Wed Dec 05 03:38 PM -- 03:42 PM (PST) @ Harveys Convention Center Floor, CC

We develop a probabilistic generative model for representing acoustic event structure at multiple scales via a two-stage hierarchy. The first stage consists of a spiking representation which encodes a sound with a sparse set of kernels at different frequencies positioned precisely in time. The coarse time and frequency statistical structure of the first-stage spikes is encoded by a second stage spiking representation, while fine-scale statistical regularities are encoded by recurrent interactions within the first-stage. When fitted to speech data, the model encodes acoustic features such as harmonic stacks, sweeps, and frequency modulations, that can be composed to represent complex acoustic events. The model is also able to synthesize sounds from the higher-level representation and provides significant improvement over wavelet thresholding techniques on a denoising task.

Author Information

yan karklin (Knewton)
Chaitanya Ekanadham (Knewton, Inc.)
Eero Simoncelli (FlatIron Institute / New York University)

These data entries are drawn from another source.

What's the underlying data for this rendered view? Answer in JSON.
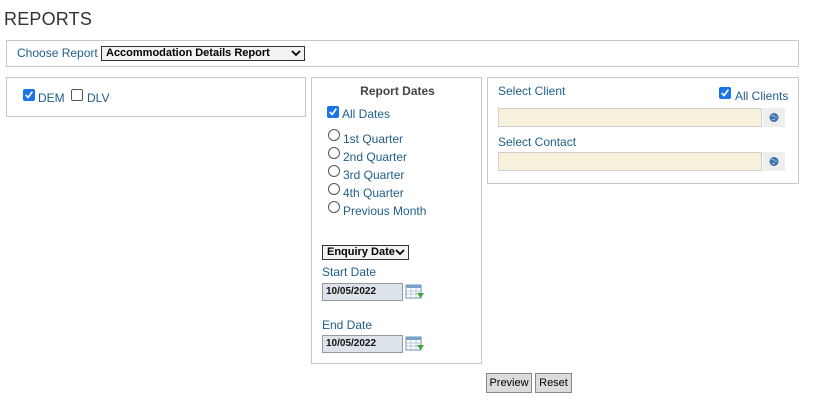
{
  "page": {
    "title": "REPORTS"
  },
  "choose_report": {
    "label": "Choose Report",
    "selected": "Accommodation Details Report"
  },
  "sites": [
    {
      "label": "DEM",
      "checked": true
    },
    {
      "label": "DLV",
      "checked": false
    }
  ],
  "report_dates": {
    "title": "Report Dates",
    "all_dates_label": "All Dates",
    "all_dates_checked": true,
    "options": [
      "1st Quarter",
      "2nd Quarter",
      "3rd Quarter",
      "4th Quarter",
      "Previous Month"
    ],
    "date_type_selected": "Enquiry Date",
    "start_date_label": "Start Date",
    "start_date_value": "10/05/2022",
    "end_date_label": "End Date",
    "end_date_value": "10/05/2022"
  },
  "client": {
    "select_client_label": "Select Client",
    "all_clients_label": "All Clients",
    "all_clients_checked": true,
    "client_value": "",
    "select_contact_label": "Select Contact",
    "contact_value": ""
  },
  "buttons": {
    "preview": "Preview",
    "reset": "Reset"
  },
  "colors": {
    "label": "#1f5f8b",
    "input_bg": "#f7f1dc",
    "checkbox_accent": "#1a73e8"
  }
}
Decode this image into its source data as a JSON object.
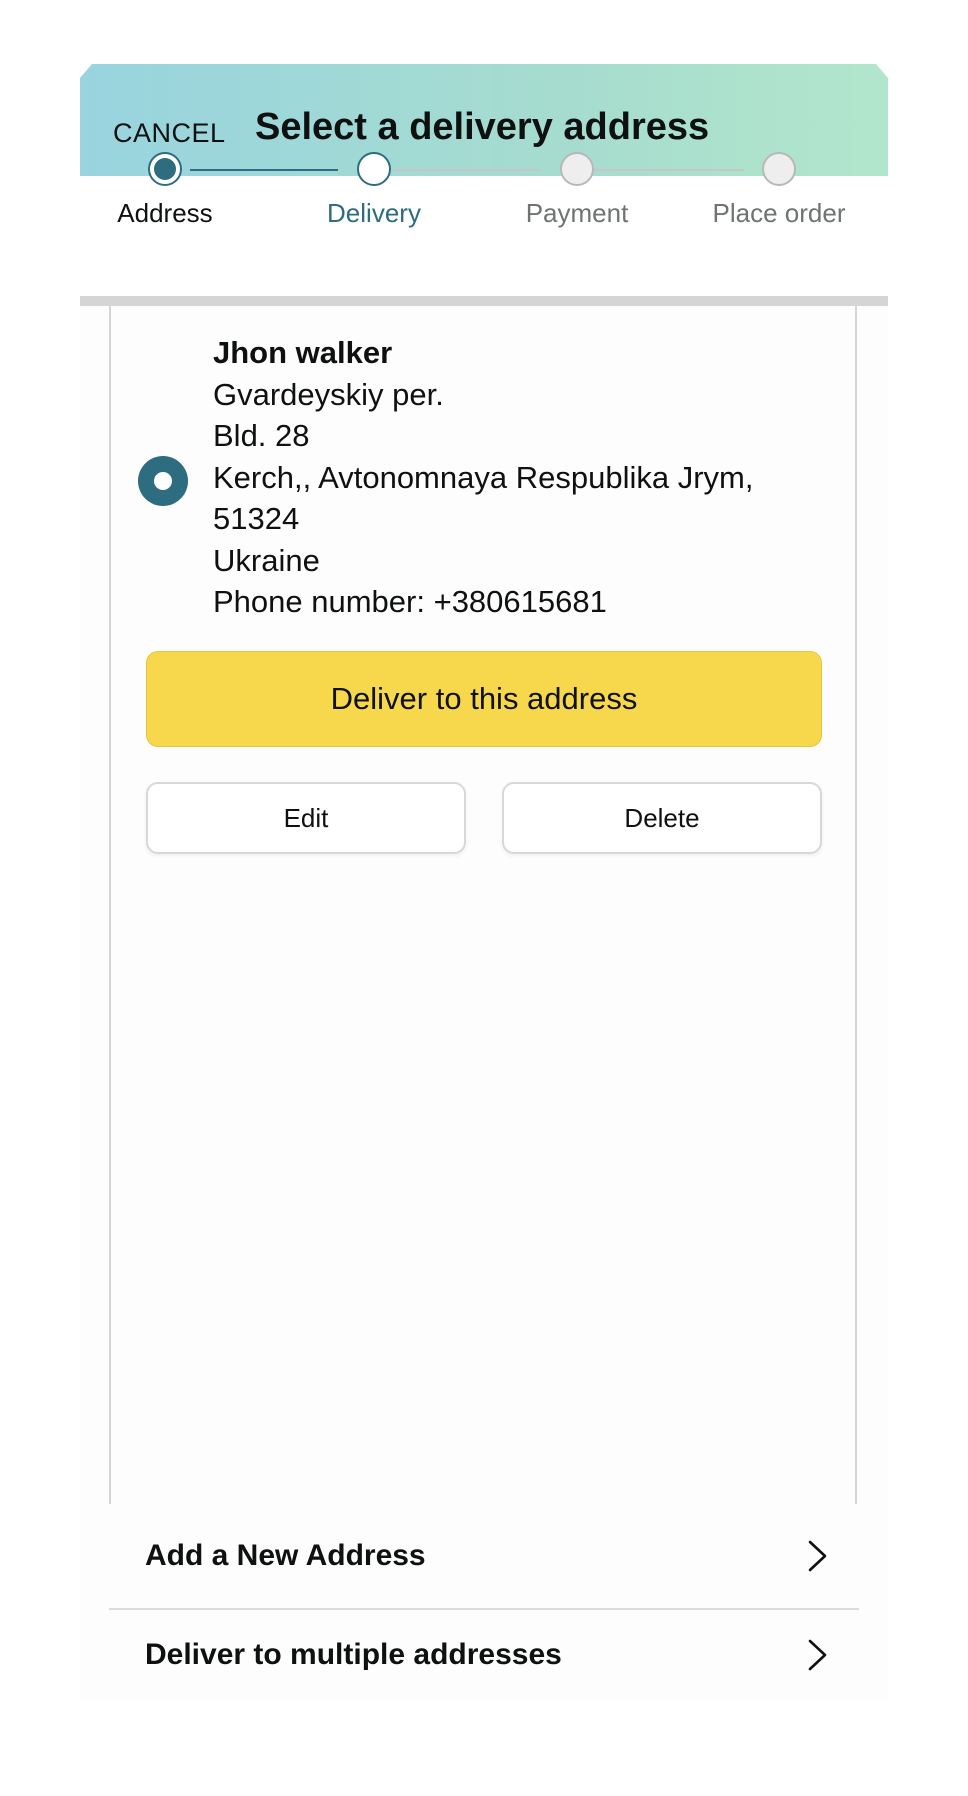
{
  "header": {
    "cancel_label": "CANCEL",
    "title": "Select a delivery address"
  },
  "stepper": {
    "steps": [
      {
        "label": "Address",
        "state": "done"
      },
      {
        "label": "Delivery",
        "state": "current"
      },
      {
        "label": "Payment",
        "state": "todo"
      },
      {
        "label": "Place order",
        "state": "todo"
      }
    ]
  },
  "address": {
    "selected": true,
    "name": "Jhon walker",
    "line1": "Gvardeyskiy per.",
    "line2": "Bld. 28",
    "city_region": "Kerch,, Avtonomnaya Respublika Jrym,",
    "postal_code": "51324",
    "country": "Ukraine",
    "phone": "Phone number: +380615681"
  },
  "actions": {
    "deliver_label": "Deliver to this address",
    "edit_label": "Edit",
    "delete_label": "Delete"
  },
  "options": {
    "add_new_label": "Add a New Address",
    "multiple_label": "Deliver to multiple addresses"
  },
  "icons": {
    "chevron": "chevron-right-icon"
  },
  "colors": {
    "accent": "#2e6c80",
    "deliver_button": "#f7d84d",
    "header_gradient_start": "#99d4df",
    "header_gradient_end": "#b2e6cc"
  }
}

Eero P. Simoncelli received the B.S. degree in Physics in 1984 from Harvard University, studied applied mathematics at Cambridge University for a year and a half, and then received the M.S. degree in 1988 and the Ph.D. degree in 1993, both in Electrical Engineering from the Massachusetts Institute of Technology. He was an Assistant Professor in the Computer and Information Science department at the University of Pennsylvania from 1993 until 1996. He moved to New York University in September of 1996, where he is currently a Professor in Neural Science, Mathematics, and Psychology. In August 2000, he became an Associate Investigator of the Howard Hughes Medical Institute, under their new program in Computational Biology. In Fall 2020, he resigned his HHMI appointment to become the scientific director of the Center for Computational Neuroscience at the Flatiron Institute, of the Simons Foundation. His research interests span a wide range of topics in the representation and analysis of visual images, in both machine and biological systems.